É natural que assim seja. Ele fala de coisas que já ninguém entende. São factos que há muito foram esquecidos por há muito terem deixado de ser lembrados. São recordações que pertencem apenas à vivência da última das gerações de Portugueses que teve um Império à sua guarda. Elas, essas gerações, durante séculos, mantiveram vivo o milagre de transformar impossíveis em realidades quotidianas. Foi esse milagre da vontade, essa força de ânimo, esse desígnio, que tornou real o sonho de um povo que sempre sobreviveu em condições que só em sonhos é possível imaginar.

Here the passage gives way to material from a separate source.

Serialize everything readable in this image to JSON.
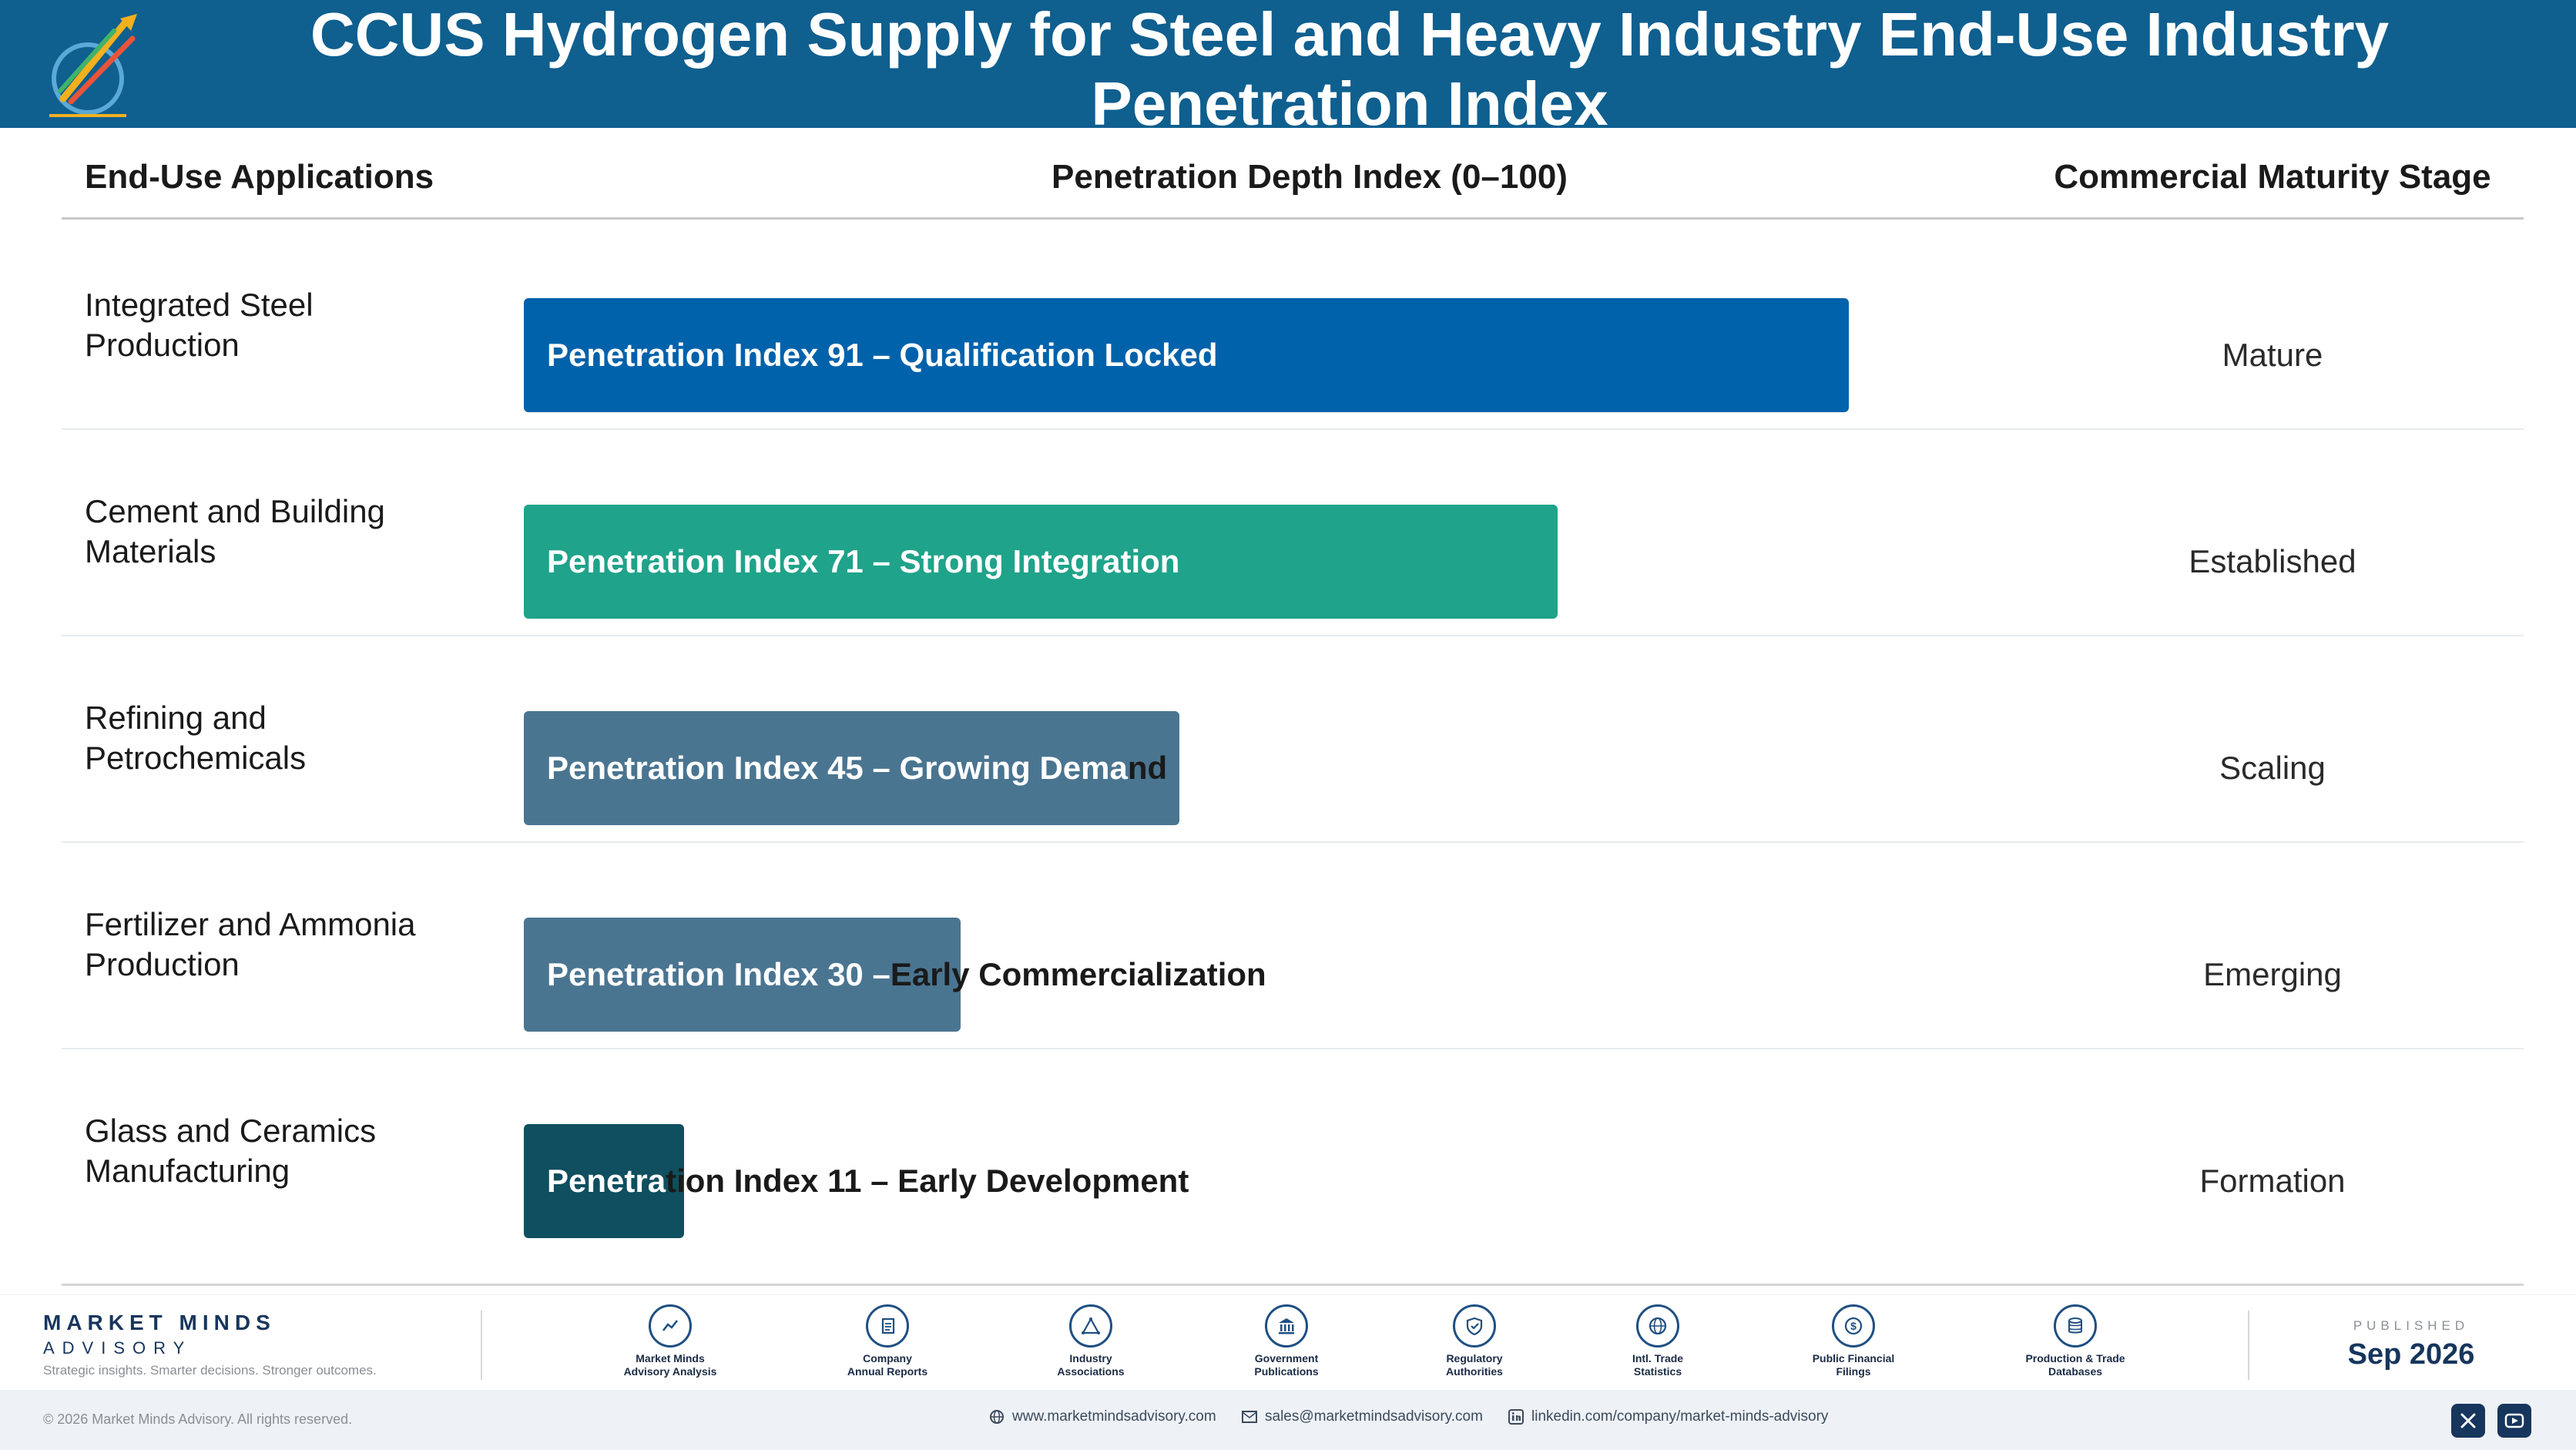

A história que aquele avô, de vez em quando, relembra, pouco difere de tantas outras histórias que, ao longo dos séculos, durante a epopeia do encontro com o mundo desconhecido, gerações de jovens de Portugal protagonizaram. Só foi possível manter um Império tanto tempo, com tão pouca gente e tão escassos meios, porque houve sempre alguém que, em noites de medonha escuridão, quando o céu perde as estrelas e o mar ruge apavorante, em navios sem velas nos mastros quebrados ou cruzando os céus em aviões em que o homem do leme morreu, conseguiu ter ânimo para, vencendo o medo e a tormenta, levar o seu batel a varar na praia onde só os audazes têm o privilégio de arrimar.